Significance. If a sound and effective approach were developed, the modeling distinction could enable more appropriate optimization for variable-demand services by avoiding artificial hard constraints and focusing on the reward function, with potential applications in ride-hailing and similar domains.

major comments (1)
  1. [Abstract] Abstract: The manuscript articulates the problem distinction and claims a novel approach for modeling and solving these problems, but supplies no derivation, algorithm description, mathematical formulation, data, or validation. This absence makes it impossible to assess whether any proposed method supports the stated claim or is internally consistent with the modeling assumptions.

Simulated Author's Rebuttal

1 responses · 0 unresolved

We thank the referee for their review and for identifying the core limitation in the current manuscript. We agree that the distinction between traditional and demand-responsive staff scheduling is clearly stated, but the absence of technical content prevents evaluation of the claimed novelty.
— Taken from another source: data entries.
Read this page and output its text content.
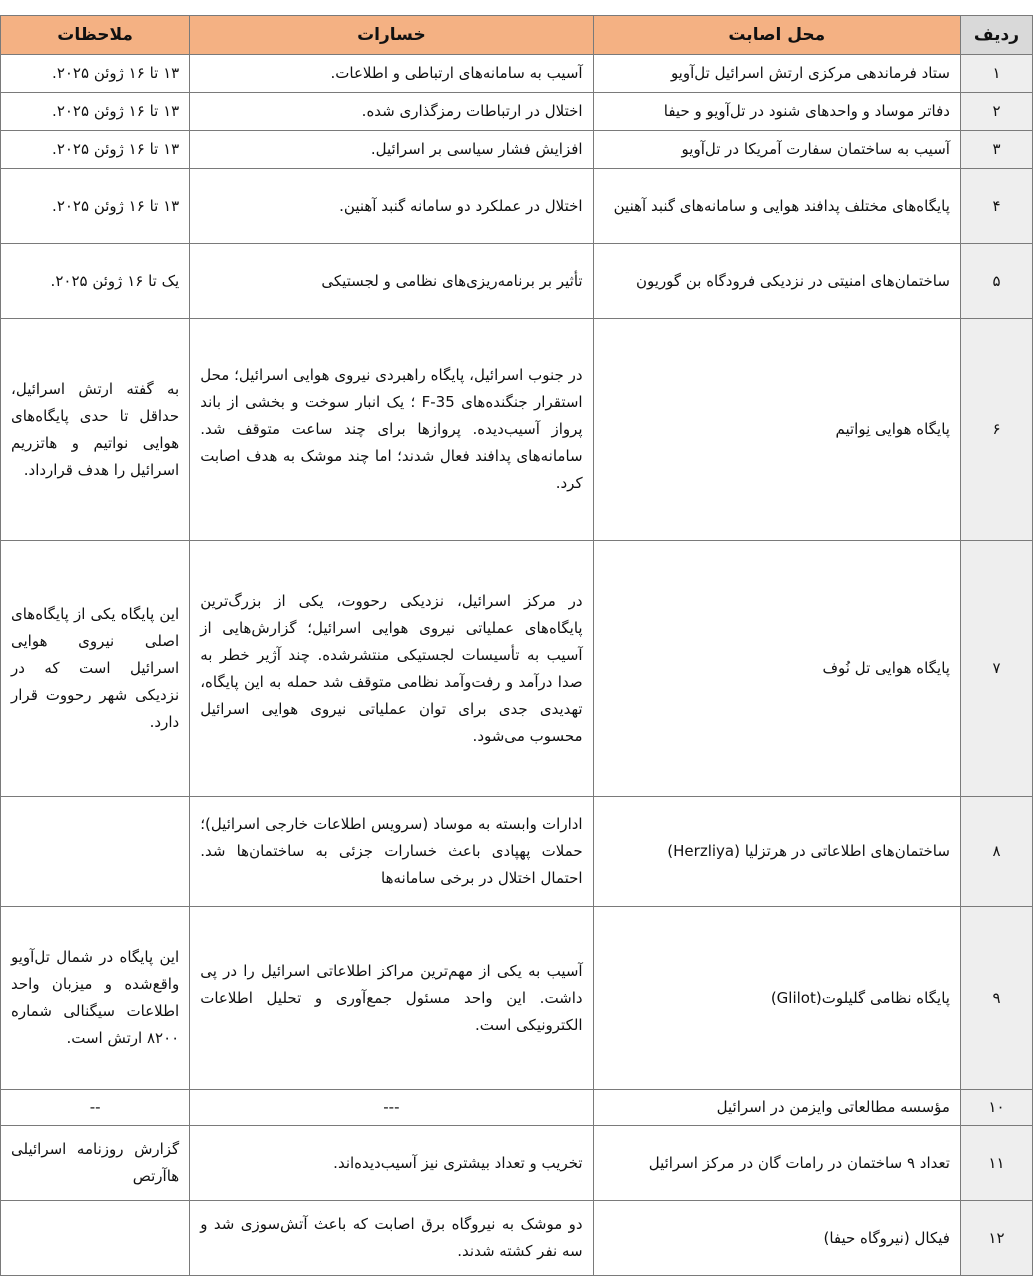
ردیف	محل اصابت	خسارات	ملاحظات
۱	ستاد فرماندهی مرکزی ارتش اسرائیل تل‌آویو	آسیب به سامانه‌های ارتباطی و اطلاعات.	۱۳ تا ۱۶ ژوئن ۲۰۲۵.
۲	دفاتر موساد و واحدهای شنود در تل‌آویو و حیفا	اختلال در ارتباطات رمزگذاری شده.	۱۳ تا ۱۶ ژوئن ۲۰۲۵.
۳	آسیب به ساختمان سفارت آمریکا در تل‌آویو	افزایش فشار سیاسی بر اسرائیل.	۱۳ تا ۱۶ ژوئن ۲۰۲۵.
۴	پایگاه‌های مختلف پدافند هوایی و سامانه‌های گنبد آهنین	اختلال در عملکرد دو سامانه گنبد آهنین.	۱۳ تا ۱۶ ژوئن ۲۰۲۵.
۵	ساختمان‌های امنیتی در نزدیکی فرودگاه بن گوریون	تأثیر بر برنامه‌ریزی‌های نظامی و لجستیکی	یک تا ۱۶ ژوئن ۲۰۲۵.
۶	پایگاه هوایی نِواتیم	در جنوب اسرائیل، پایگاه راهبردی نیروی هوایی اسرائیل؛ محل استقرار جنگنده‌های F-35 ؛ یک انبار سوخت و بخشی از باند پرواز آسیب‌دیده. پروازها برای چند ساعت متوقف شد. سامانه‌های پدافند فعال شدند؛ اما چند موشک به هدف اصابت کرد.	به گفته ارتش اسرائیل، حداقل تا حدی پایگاه‌های هوایی نواتیم و هاتزریم اسرائیل را هدف قرارداد.
۷	پایگاه هوایی تل نُوف	در مرکز اسرائیل، نزدیکی رحووت، یکی از بزرگ‌ترین پایگاه‌های عملیاتی نیروی هوایی اسرائیل؛ گزارش‌هایی از آسیب به تأسیسات لجستیکی منتشرشده. چند آژیر خطر به صدا درآمد و رفت‌وآمد نظامی متوقف شد حمله به این پایگاه، تهدیدی جدی برای توان عملیاتی نیروی هوایی اسرائیل محسوب می‌شود.	این پایگاه یکی از پایگاه‌های اصلی نیروی هوایی اسرائیل است که در نزدیکی شهر رحووت قرار دارد.
۸	ساختمان‌های اطلاعاتی در هرتزلیا (Herzliya)	ادارات وابسته به موساد (سرویس اطلاعات خارجی اسرائیل)؛ حملات پهپادی باعث خسارات جزئی به ساختمان‌ها شد. احتمال اختلال در برخی سامانه‌ها	
۹	پایگاه نظامی گلیلوت(Glilot)	آسیب به یکی از مهم‌ترین مراکز اطلاعاتی اسرائیل را در پی داشت. این واحد مسئول جمع‌آوری و تحلیل اطلاعات الکترونیکی است.	این پایگاه در شمال تل‌آویو واقع‌شده و میزبان واحد اطلاعات سیگنالی شماره ۸۲۰۰ ارتش است.
۱۰	مؤسسه مطالعاتی وایزمن در اسرائیل	---	--
۱۱	تعداد ۹ ساختمان در رامات گان در مرکز اسرائیل	تخریب و تعداد بیشتری نیز آسیب‌دیده‌اند.	گزارش روزنامه اسرائیلی هاآرتص
۱۲	فیکال (نیروگاه حیفا)	دو موشک به نیروگاه برق اصابت که باعث آتش‌سوزی شد و سه نفر کشته شدند.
read point-by-point responses
  1. Referee: [Abstract] Abstract: The manuscript articulates the problem distinction and claims a novel approach for modeling and solving these problems, but supplies no derivation, algorithm description, mathematical formulation, data, or validation. This absence makes it impossible to assess whether any proposed method supports the stated claim or is internally consistent with the modeling assumptions.

    Authors: We agree that the manuscript, as presented, consists only of the problem statement and high-level claim without any derivation, algorithm description, mathematical formulation, data, or validation. This is a valid and substantive criticism. In the revised version we will add (1) a formal mathematical model of the reward function and total personnel-hours constraint, (2) a complete description of the proposed modeling and solution approach with derivation, (3) the algorithm pseudocode or complexity analysis, and (4) computational results on realistic demand-responsive service instances. revision: yes

Circularity Check

0 steps flagged

No significant circularity detected

full rationale

The abstract describes a modeling distinction (no hard fixed-time minima, monotonic active-shifts-to-reward mapping, total personnel-hours as sole global limit) without any equations, derivations, fitted parameters, or self-citations. No load-bearing step is shown that reduces by construction to its own inputs. The claim of a novel approach is stated at a high level but does not exhibit any of the enumerated circular patterns; the derivation chain is therefore self-contained against external benchmarks.

Axiom & Free-Parameter Ledger

0 free parameters · 0 axioms · 0 invented entities

Abstract provides insufficient technical detail to identify any free parameters, axioms, or invented entities.